Both Seli and Raina, however, say that they follow the rituals with the same intensity, except that they play the puja on a laptop. While Raina’s family cooks non-vegetarian food on Herath, Seli’s cooks vegetarian fare, followed by a non-vegetarian feast on Salaam.

“The flavour of Shivratri has changed ever since leaving Kashmir but the essence remains the same," says London-based Deepa Kaul, who works for a diplomatic mission. She says she tries to clean at least one kitchen cabinet and a spice box, takes the day off on Herath, cooks vegetarian food and plays the puja on her laptop. Instead of marigolds, she ties the vatuk (the pot denoting Shiva) with red roses, which she keeps on a big table.

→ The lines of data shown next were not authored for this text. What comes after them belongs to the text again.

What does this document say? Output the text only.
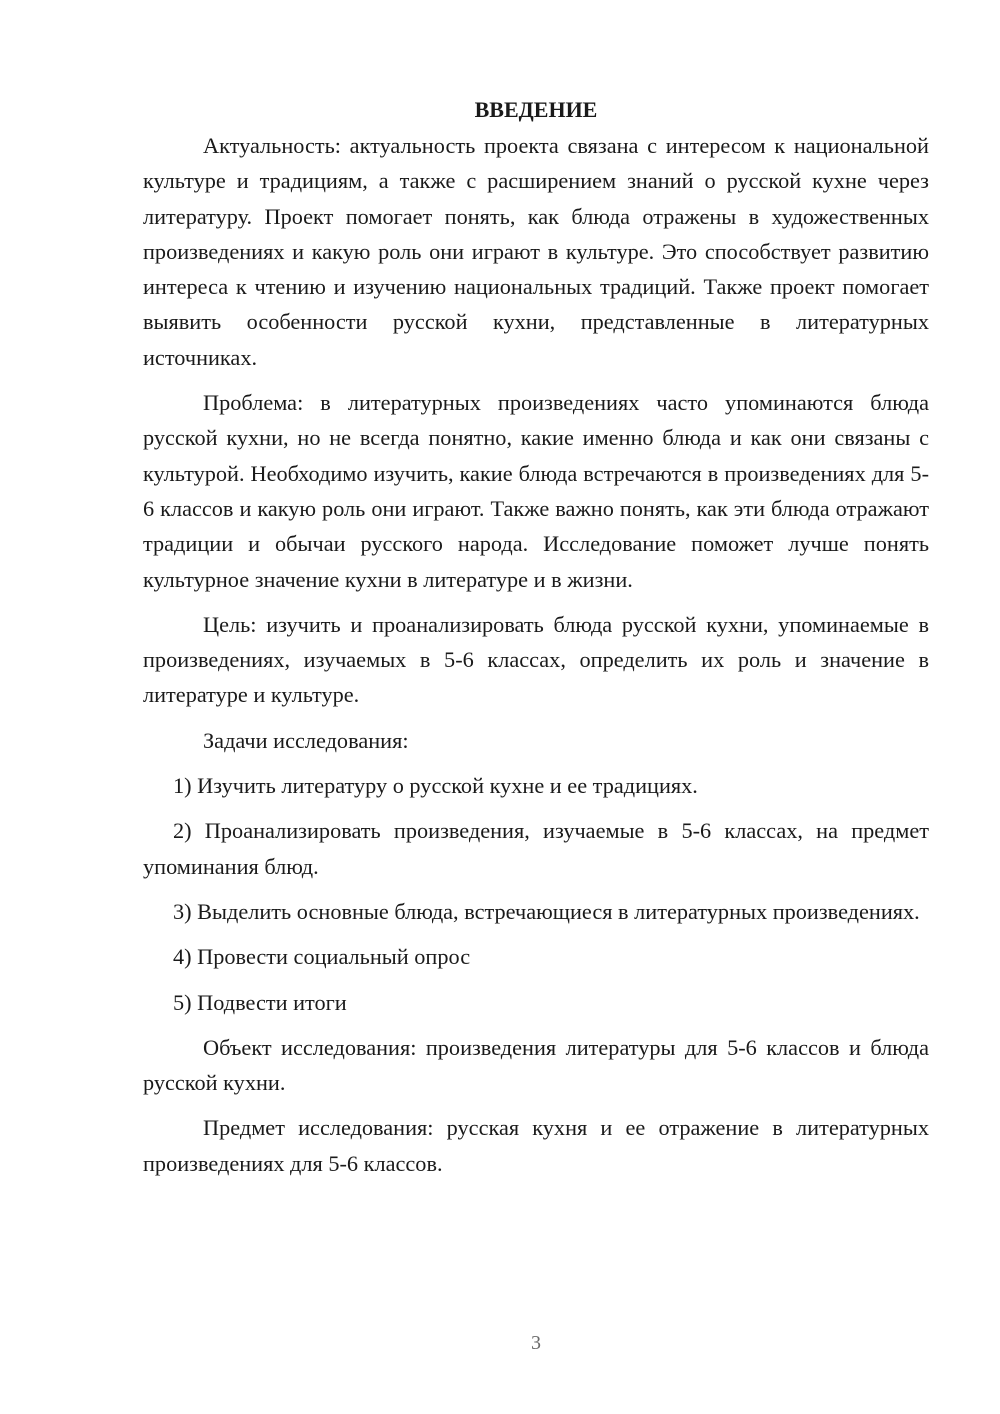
ВВЕДЕНИЕ

Актуальность: актуальность проекта связана с интересом к национальной культуре и традициям, а также с расширением знаний о русской кухне через литературу. Проект помогает понять, как блюда отражены в художественных произведениях и какую роль они играют в культуре. Это способствует развитию интереса к чтению и изучению национальных традиций. Также проект помогает выявить особенности русской кухни, представленные в литературных источниках.

Проблема: в литературных произведениях часто упоминаются блюда русской кухни, но не всегда понятно, какие именно блюда и как они связаны с культурой. Необходимо изучить, какие блюда встречаются в произведениях для 5-6 классов и какую роль они играют. Также важно понять, как эти блюда отражают традиции и обычаи русского народа. Исследование поможет лучше понять культурное значение кухни в литературе и в жизни.

Цель: изучить и проанализировать блюда русской кухни, упоминаемые в произведениях, изучаемых в 5-6 классах, определить их роль и значение в литературе и культуре.

Задачи исследования:

1) Изучить литературу о русской кухне и ее традициях.

2) Проанализировать произведения, изучаемые в 5-6 классах, на предмет упоминания блюд.

3) Выделить основные блюда, встречающиеся в литературных произведениях.

4) Провести социальный опрос

5) Подвести итоги

Объект исследования: произведения литературы для 5-6 классов и блюда русской кухни.

Предмет исследования: русская кухня и ее отражение в литературных произведениях для 5-6 классов.

3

She says Salaam is now restricted to Herath kharach. She wishes family and close friends on phone and FaceTime—a couple of Kashmiri Muslim friends send greetings on Facebook Messenger. She mentions though that on Diwali, her Pakistani dry cleaner and Bangladeshi grocer greet her family with a box of sweets.

In Kashmir, she remembers they had a ritualistic menu on certain days, and they would play with cowries. The day the clay vatuk was purchased, the women would welcome it with a pot of water (alath).

For Delhi-born, Pune-based lawyer Arunima Raina, the festival is not as exciting as Diwali as she can’t share the fervour with anyone apart from her family. Her family are Gurits, who cook only vegetarian food for the entire duration of Shivratri and do not consume any outside food. She says their food during this time is limited to nadru cooked in various forms (fried, made like hash brown, cooked with moong dal or fresh fenugreek)—and this becomes monotonous after a point. She can’t even go over to the home of her maternal grandparents, who cook non-vegetarian food.

Not everybody holds an elaborate vatuk puja, which can last for 2-3 hours, or even longer. The volume of food cooked has also come down. Now, only people of a certain generation have memories of Salaam in Kashmir.

Arunima says she has heard that Salaam meant your Muslim friends greeting you, but for her, it’s the day you get Herath kharach.

Seli says his two daughters also don’t identify with the concept of Salaam as one where Kashmiri Muslims were part of the festivities. For them, it is the day they receive money and enjoy good food.

Roxy Raina says that 30 years ago the two biggest festivals on the calendar in Kashmir were Herath and Eid. Now, things have changed. “Had we been there (in Kashmir), this culture would not have been erased."

In Pandita’s film on Wandhama, where 23 Kashmiri Pandits were massacred on 25 January 1998, the elderly man pauses in front of an abandoned house. He’s struggling to recall the name of the person who lived there—it has been 30 years. He then breaks into a smile and says, “Sodarshan. We used to call him Saddae battae (a Kashmiri Hindu)."

Forgetting is easy, and remembering difficult. And while one expects it to snow on Shivratri, there is also hope that the weather will turn and the walnut trees will start blossoming soon. As Kaul says, “Three things keep our culture alive: age-old traditions, food and language."

As for the walnuts, they are had with rice flour rotis on the 15th day—a simple and earthy end to the feasting.